Untuk nama perkumpulan, Ahmad Dahlan memberi nama ”Muhammadiyah”. Nama ini di ambil
dari nama Nabiyullah, Muhammad SAW dengan mendapat tambahan “ya nisbah”. Maksudnya
secara perseorangan, siapa saja yang menjadi warag dan anggota Muhammadiyah dapat
menyesuaikan diri dengan pribadi Nabi Muhammad SAW dan ber-tafaul. Organisai
Muhammadiyah ini debagai organisasi pada akhir jaman. Seperti Muhammad SAW yang
menjadi nami dan rosul akhir jaman. Tujuan orang yang bersedia menjadi anggota budi utomo,
untuk mengusahakan berdirinya Muhammadiyah kepada pemerintah Hindia-Belanda, adalah H.
Sarkowi, H. Abdul Ghani, HM. Soedja’, HM> Hisyam, HM. Fachruddin, HM. Tammimy, dan
KH. Ahmad Dahlan. Tidak lama setelah ketujuh orang ini mengusulkan diri menjadi anggota
Budi Utomo, Hoofdbestuur menerimanya dengan memberi kartu anggota.

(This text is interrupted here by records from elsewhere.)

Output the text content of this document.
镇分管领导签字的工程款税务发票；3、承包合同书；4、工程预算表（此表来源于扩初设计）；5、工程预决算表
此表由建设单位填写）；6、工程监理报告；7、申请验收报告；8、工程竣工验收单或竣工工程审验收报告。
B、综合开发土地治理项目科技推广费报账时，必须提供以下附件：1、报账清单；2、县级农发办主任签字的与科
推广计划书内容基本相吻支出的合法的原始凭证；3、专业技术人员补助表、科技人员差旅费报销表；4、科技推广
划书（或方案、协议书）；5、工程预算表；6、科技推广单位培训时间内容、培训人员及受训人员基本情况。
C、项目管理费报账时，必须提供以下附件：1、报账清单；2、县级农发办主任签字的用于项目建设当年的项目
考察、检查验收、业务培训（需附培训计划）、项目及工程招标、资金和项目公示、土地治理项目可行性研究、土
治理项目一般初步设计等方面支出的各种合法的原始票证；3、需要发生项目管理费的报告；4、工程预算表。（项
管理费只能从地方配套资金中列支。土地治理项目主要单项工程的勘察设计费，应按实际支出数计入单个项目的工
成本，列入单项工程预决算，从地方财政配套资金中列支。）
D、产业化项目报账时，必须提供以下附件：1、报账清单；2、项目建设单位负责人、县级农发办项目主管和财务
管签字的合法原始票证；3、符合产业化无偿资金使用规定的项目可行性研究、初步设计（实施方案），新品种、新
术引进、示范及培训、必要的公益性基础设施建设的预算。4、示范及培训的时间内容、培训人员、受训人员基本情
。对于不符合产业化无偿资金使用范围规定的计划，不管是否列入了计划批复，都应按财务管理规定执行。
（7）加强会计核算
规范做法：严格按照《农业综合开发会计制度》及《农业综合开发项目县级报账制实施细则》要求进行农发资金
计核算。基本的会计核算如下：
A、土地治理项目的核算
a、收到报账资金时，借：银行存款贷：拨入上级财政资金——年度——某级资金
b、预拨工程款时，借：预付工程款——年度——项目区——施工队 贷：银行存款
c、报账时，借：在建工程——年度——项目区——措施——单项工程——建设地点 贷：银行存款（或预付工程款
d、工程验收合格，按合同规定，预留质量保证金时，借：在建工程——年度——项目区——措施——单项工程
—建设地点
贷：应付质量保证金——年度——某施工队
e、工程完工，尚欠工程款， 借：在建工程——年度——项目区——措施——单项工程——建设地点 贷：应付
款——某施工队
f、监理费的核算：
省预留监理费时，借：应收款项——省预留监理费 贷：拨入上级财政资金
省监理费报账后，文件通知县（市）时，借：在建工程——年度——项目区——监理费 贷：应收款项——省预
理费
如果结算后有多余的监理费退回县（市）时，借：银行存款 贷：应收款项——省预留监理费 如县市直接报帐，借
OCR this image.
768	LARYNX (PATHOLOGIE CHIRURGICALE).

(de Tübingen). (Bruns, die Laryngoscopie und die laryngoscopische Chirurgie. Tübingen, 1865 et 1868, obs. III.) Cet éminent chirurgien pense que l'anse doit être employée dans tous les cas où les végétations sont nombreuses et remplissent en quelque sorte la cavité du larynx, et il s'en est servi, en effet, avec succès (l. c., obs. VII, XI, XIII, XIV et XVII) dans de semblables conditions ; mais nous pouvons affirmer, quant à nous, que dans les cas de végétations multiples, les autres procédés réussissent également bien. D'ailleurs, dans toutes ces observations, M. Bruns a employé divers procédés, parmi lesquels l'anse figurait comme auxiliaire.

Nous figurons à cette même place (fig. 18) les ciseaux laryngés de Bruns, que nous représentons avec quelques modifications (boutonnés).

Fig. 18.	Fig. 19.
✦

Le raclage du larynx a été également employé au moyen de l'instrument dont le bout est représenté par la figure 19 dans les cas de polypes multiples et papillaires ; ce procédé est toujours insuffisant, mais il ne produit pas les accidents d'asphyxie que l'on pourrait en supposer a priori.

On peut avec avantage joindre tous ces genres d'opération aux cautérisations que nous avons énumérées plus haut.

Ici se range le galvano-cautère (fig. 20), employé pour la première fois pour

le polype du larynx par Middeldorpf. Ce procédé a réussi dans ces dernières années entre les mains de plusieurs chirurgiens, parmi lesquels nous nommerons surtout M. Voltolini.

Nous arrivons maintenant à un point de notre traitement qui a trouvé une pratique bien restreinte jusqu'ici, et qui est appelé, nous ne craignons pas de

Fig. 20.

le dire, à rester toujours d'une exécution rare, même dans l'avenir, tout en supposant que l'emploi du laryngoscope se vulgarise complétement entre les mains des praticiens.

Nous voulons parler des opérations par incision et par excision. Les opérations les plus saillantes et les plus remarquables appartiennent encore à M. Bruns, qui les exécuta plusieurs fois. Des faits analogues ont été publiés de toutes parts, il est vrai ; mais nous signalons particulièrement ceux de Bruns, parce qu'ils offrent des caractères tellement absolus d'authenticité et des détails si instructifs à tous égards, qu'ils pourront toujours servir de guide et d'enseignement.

Langkah ketiga, Ahmad Dahlan dan keenam anggota baru Budi Utomo mengajukan
permohonan kepada Hoofdbestuur supaya mengusaulkan berdirinya Muhammadiyah kepada
pemerintah Hindia-Belanda. Pada tanggal 18 November 1912 bertepatan tanggal 8 dzhulhijjah
1330 Hijriyah permohonan di kalbulkan. Penentuan tanggal tersebut sesuai usul Ahmad Dahlan
dan kawan-kawannya setelah melalui pertimbangan rasional dan spiritual lewat musyawarah dan
shalat istikharah.
Permohonan berdirinya Muhammadiyah kepada pemerintah Hindia-Belanda lewat
hoofdbestuur Budi Utomo ditanggapi secara serius dan hati-hati oleh pemrintahan Hindia-
Belanda, setelah menerima surat permohonan itu, meminta pertimbangan dan advis empat
lembaga penguasa terkait, yaitu residen (gubernur) Yogyakarta; Sri Sultan Hamengkubuwono ke
VII; Pepatih Dalem Sri Sultan Hamengkubuwono ke VII; dan Hoodfd (ketua) penghulu Haji
Muhammad Kholil Kamaluddiningrat. Dalam rapat dewan agama dan hukum Keraton yang
diketuai oleh penghulu Haji Muhammad Kholil Kamaluddiningrat, permohonan Ahmad Dahlan
dan kawan-kawan ditolak. Ini disebabkan karena peserta rapat dan terutama ketuanya tidak
memahami persoalan umum mengenai isi dan istilah yang dibicarakan. Namun demikian,
penyebab utamanya adalah persoalan pribadi antara ketua penghulu dan Ahmad Dahlan. Ia
antipati kepada Ahmad Dahlan karena masih teringat peristiwa kontra-aksi masalah kiblat dan
shaf Masjid Besar Kauman Yogyakarta. Istilah presiden yang dipergunakan Ahmad Dahlan
untuk menyebut ketua, sebagaimana tertulis dalam surat permohonan Ahmad Dahlan dan kawan-
kawan disalah-tafsirkan oleh HM. Kholil Kamaluddiningrat. Istilah tersebut disamakan dengan
residen, padahal keduanya berbeda. Residen adalah kepala pemerintahan sedang presiden itu
kepala golongan tertentu (Saifullah, 1997:77).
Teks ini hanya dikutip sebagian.